A <- At <- read.table(textConnection(LinesA), header = TRUE,
colClasses = c("numeric", rep("character", 4)))
B <- Bt <- read.table(textConnection(LinesB), header = TRUE,
colClasses = c("numeric", rep("character", 2)))
# in At and Bt convert times columns to "times" class
library(chron)
At$StartTime <- times(At$StartTime)
At$Duration <- times(At$Duration)
Bt$Time <- times(Bt$Time)
sqldf with times class
Now we can perform the calculation using the sqldf package. We use method="raw" (which does not assign classes to the output) so we must assign the "times" class to the output "Time" column ourself:
library(sqldf)
out <- sqldf("select Bt.OBS, ID, Time, Outcome from At join Bt using(ID)

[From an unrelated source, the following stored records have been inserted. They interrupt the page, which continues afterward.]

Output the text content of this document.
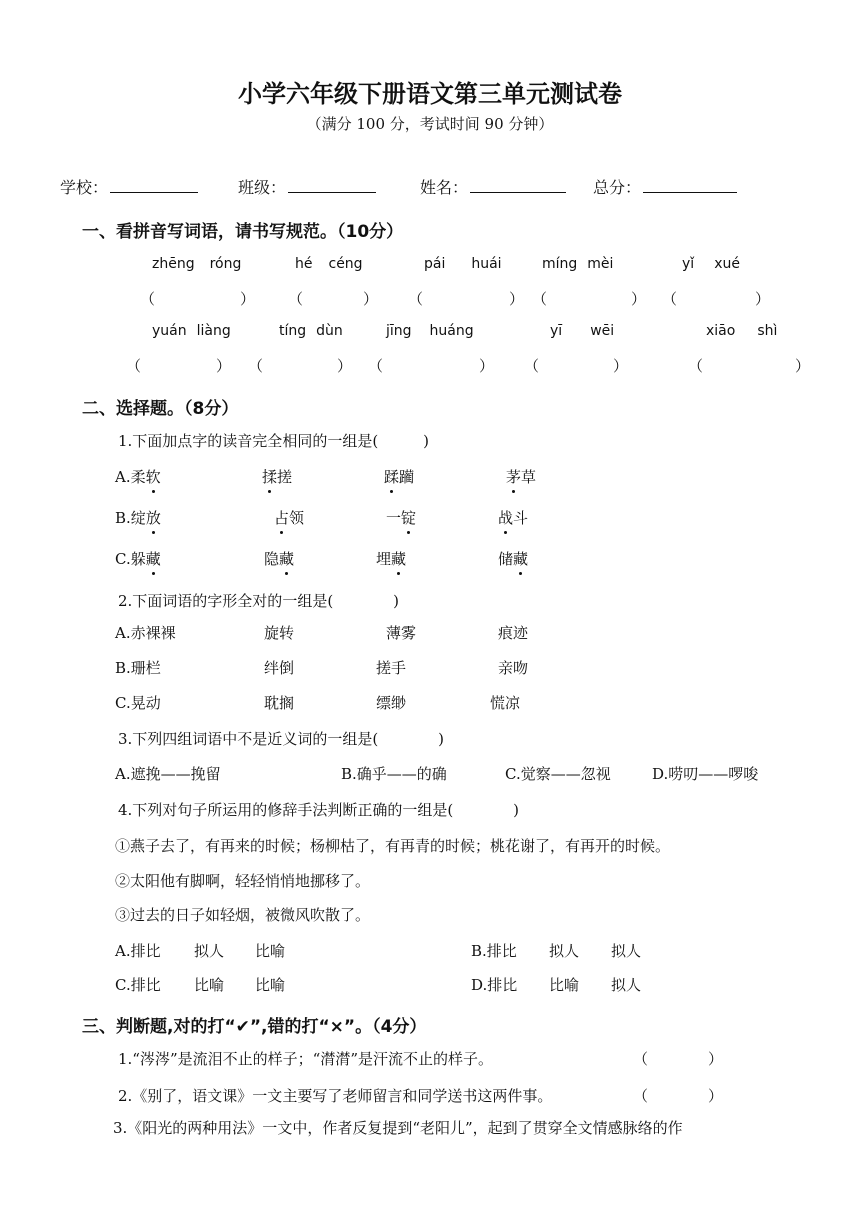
小学六年级下册语文第三单元测试卷
（满分 100 分，考试时间 90 分钟）
学校：	班级：	姓名：	总分：
一、看拼音写词语，请书写规范。（10分）
zhēng róng	hé céng	pái huái	míng mèi	yǐ xué
（	） （	） （	） （	） （	）
yuán liàng	tíng dùn	jīng huáng	yī wēi	xiāo shì
（	） （	） （	） （	）	（	）
二、选择题。（8分）
1.下面加点字的读音完全相同的一组是(　　　)
A.柔软	揉搓	蹂躏	茅草
B.绽放	占领	一锭	战斗
C.躲藏	隐藏	埋藏	储藏
2.下面词语的字形全对的一组是(　　　　)
A.赤裸裸	旋转	薄雾	痕迹
B.珊栏	绊倒	搓手	亲吻
C.晃动	耽搁	缥缈	慌凉
3.下列四组词语中不是近义词的一组是(　　　　)
A.遮挽——挽留	B.确乎——的确	C.觉察——忽视	D.唠叨——啰唆
4.下列对句子所运用的修辞手法判断正确的一组是(　　　　)
①燕子去了，有再来的时候；杨柳枯了，有再青的时候；桃花谢了，有再开的时候。
②太阳他有脚啊，轻轻悄悄地挪移了。
③过去的日子如轻烟，被微风吹散了。
A.排比 拟人 比喻	B.排比 拟人 拟人
C.排比 比喻 比喻	D.排比 比喻 拟人
三、判断题,对的打“✔”,错的打“×”。（4分）
1.“涔涔”是流泪不止的样子；“潸潸”是汗流不止的样子。	（　　　　）
2.《别了，语文课》一文主要写了老师留言和同学送书这两件事。	（　　　　）
3.《阳光的两种用法》一文中，作者反复提到“老阳儿”，起到了贯穿全文情感脉络的作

where Time between StartTime and StartTime + Duration",
method = "raw")
out$Time <- times(as.numeric(out$Time))
The result is:
> out
OBS ID Time Outcome
1 1 01 10:12:10 Normal
2 3 02 10:12:45 Weird
With the development version of sqldf this can be done without using method="raw" and the "Time" column will automatically be set to "times" class by the sqldf class assignment heuristic:
library(sqldf)
source("http://sqldf.googlecode.com/svn/trunk/R/sqldf.R") # grab devel ver
sqldf("select Bt.OBS, ID, Time, Outcome from At join Bt using(ID)
where Time between StartTime and StartTime + Duration")
sqldf with character class
Its actually possible to not use the "times" class by performing all time calculations in sqlite out of character strings employing sqlite's strftime function. The SQL statement is unfortunately a bit more involved:
sqldf("select B.OBS, ID, Time, Outcome from A join B using(ID)
where strftime('%s', Time) - strftime('%s', StartTime)
between 0 and strftime('%s', Duration) - strftime('%s', '00:00:00')")
EDIT:
A series of edits which fixed grammar, added additional approaches and fixed/improved the read.table statements.
EDIT:
Simplified/improved final sqldf statement.
here is an example:
# first, merge by ID
z <- merge(A[, -1], B, by = "ID")
# convert string to POSIX time
z <- transform(z,
s_t = as.numeric(strptime(as.character(z$StartTime), "%H:%M:%S")),
dur = as.numeric(strptime(as.character(z$Duration), "%H:%M:%S")) -
as.numeric(strptime("00:00:00", "%H:%M:%S")),
tim = as.numeric(strptime(as.character(z$Time), "%H:%M:%S")))
# subset by time range
subset(z, s_t < tim & tim < s_t + dur)
the output:
ID StartTime Duration Outcome OBS Time s_t dur tim
1 1 10:12:06 00:00:10 Normal 1 10:12:10 1321665126 10 1321665130
2 1 10:12:06 00:00:10 Normal 2 10:12:15 1321665126 10 1321665135
7 2 10:12:30 00:00:30 Weird 3 10:12:45 1321665150 30 1321665165
OBS #2 looks to be in the range. does it make sense?
Merge the two data.frames together with merge(). Then subset() the resulting data.frame with the condition time >= startTime & time <= startTime + Duration or whatever rules make sense to you.